Release Time:2024-05-22Number of visits:10

Speaker:  KaiCheng Yu, Westlake University.

Time:       4:00 pm, May 23rd

Location: SIST1A 200

Host:        Xuming He

Abstract:

Although GPT-based Al models have achieved widespread popularity, their virtual nature restricts their ability to reduce human effort in physical tasks, highlighting the importance of robots in realizing genuine AI democratization. In the past, we have deployed over 700 autonomous vehicles for delivery, and we have it identified that there are two major challenges preventing further scaling up. Firstly, expert intervention is necessary maintain perception modules that contain neural networks. To this end, we made several progresses in minimizing human effort through neural architecture search. Additionally, we recognize the need for 3D data annotation proportional to deployment scale. Our solution is to develop an autolabing system with a simple yet robust framework that fundamentally tackles the failure of multi-sensors setup. In closing, we present our latest effort, AutoML Perception V1, which is a broad-based autoML AI system designed to address both of the aforementioned challenges in an industrial setting. Deployed on a cloud platform, this system reduces human effort on average by 95% while significantly outperforming baseline models and drastically lowering costs.

Bio:

Dr. KaiCheng Yu, Assistant Professor at Westlake University, is the principal investigator of Autonomous Intelligence Laboratory (AutoLab). He completed his undergraduate studies at the University of Hong Kong and proceeded directly to a Ph.D. program at École Polytechnique Fédérale de Lausanne (EPFL) in Switzerland. His research interests encompass automated machine learning, computer vision, 3D perception, autonomous driving, among others, with over a dozen publications in prestigious international journals and conferences.
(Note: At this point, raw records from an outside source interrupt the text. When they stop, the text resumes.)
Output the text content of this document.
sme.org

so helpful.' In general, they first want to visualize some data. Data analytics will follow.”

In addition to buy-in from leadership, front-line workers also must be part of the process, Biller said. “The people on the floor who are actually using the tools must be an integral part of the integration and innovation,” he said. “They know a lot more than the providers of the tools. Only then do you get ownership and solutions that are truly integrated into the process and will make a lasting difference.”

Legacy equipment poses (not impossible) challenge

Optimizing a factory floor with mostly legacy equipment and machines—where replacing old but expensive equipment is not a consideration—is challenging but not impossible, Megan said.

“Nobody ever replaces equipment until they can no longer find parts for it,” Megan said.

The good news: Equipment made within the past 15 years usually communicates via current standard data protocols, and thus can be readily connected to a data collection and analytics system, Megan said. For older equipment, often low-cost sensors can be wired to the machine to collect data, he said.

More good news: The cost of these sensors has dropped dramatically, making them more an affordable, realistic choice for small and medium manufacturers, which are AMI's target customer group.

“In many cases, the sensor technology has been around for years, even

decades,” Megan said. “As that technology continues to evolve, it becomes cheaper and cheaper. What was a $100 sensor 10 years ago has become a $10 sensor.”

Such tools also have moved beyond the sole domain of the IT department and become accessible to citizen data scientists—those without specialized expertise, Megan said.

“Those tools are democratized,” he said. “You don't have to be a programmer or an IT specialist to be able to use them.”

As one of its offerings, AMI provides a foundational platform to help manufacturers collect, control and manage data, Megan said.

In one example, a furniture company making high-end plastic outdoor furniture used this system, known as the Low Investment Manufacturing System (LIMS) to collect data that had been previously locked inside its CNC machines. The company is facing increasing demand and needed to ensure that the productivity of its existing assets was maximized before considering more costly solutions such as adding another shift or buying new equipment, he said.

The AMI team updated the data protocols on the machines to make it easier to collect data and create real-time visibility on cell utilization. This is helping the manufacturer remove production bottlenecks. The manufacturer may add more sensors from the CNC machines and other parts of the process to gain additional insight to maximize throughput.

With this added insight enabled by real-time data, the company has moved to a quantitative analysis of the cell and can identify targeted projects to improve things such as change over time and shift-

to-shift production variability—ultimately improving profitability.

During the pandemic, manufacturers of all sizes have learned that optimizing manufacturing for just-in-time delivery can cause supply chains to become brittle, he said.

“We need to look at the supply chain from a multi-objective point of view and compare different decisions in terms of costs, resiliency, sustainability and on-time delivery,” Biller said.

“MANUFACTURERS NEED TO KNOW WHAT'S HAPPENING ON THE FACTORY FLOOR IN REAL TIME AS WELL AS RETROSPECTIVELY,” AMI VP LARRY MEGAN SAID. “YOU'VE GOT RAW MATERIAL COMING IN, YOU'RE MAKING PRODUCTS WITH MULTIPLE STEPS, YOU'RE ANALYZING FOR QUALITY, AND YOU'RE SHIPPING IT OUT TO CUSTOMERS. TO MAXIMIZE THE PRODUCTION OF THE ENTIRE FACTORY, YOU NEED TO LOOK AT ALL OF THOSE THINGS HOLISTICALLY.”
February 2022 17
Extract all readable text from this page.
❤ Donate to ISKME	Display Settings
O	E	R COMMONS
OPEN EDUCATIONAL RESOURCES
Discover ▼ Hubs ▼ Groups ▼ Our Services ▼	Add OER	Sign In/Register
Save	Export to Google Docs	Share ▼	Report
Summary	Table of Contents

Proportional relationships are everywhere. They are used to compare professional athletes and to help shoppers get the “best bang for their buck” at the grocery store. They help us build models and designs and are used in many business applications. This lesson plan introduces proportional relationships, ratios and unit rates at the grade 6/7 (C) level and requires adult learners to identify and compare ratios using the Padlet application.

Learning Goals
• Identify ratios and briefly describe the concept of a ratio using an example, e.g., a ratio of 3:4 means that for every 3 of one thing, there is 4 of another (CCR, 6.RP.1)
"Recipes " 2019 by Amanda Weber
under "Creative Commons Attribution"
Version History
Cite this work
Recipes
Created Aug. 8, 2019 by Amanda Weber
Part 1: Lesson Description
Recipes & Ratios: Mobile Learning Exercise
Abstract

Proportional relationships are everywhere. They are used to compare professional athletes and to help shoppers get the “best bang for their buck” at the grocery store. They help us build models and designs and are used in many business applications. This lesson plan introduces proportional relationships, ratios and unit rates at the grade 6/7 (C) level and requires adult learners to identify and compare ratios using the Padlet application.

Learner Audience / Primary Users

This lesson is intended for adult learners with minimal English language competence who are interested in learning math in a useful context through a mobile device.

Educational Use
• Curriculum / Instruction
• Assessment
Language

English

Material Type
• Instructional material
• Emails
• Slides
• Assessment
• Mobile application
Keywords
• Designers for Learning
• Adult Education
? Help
In 2019, he was awarded the Qualcomm Innovation Fellowship (one of only four recipients in Europe that year), and in 2021, he joined DAMO Academy's Autonomous Driving Lab through the Alibaba Star talent program. In 2023 and 2024, respectively, he was selected for Hangzhou's and Zhejiang Province's High-Level Overseas Programs. Prior to returning to China, Dr. Yu held R&D positions at Intel Intelligent Systems Lab and Abacus.AI, where he led or was a core member in various projects. Additionally, as a co-founder, he established KMind, a company that secured tens of millions in investment and was honored in 2023 with the title of Key Recommendation for Leading Talent Project in Yuhang District.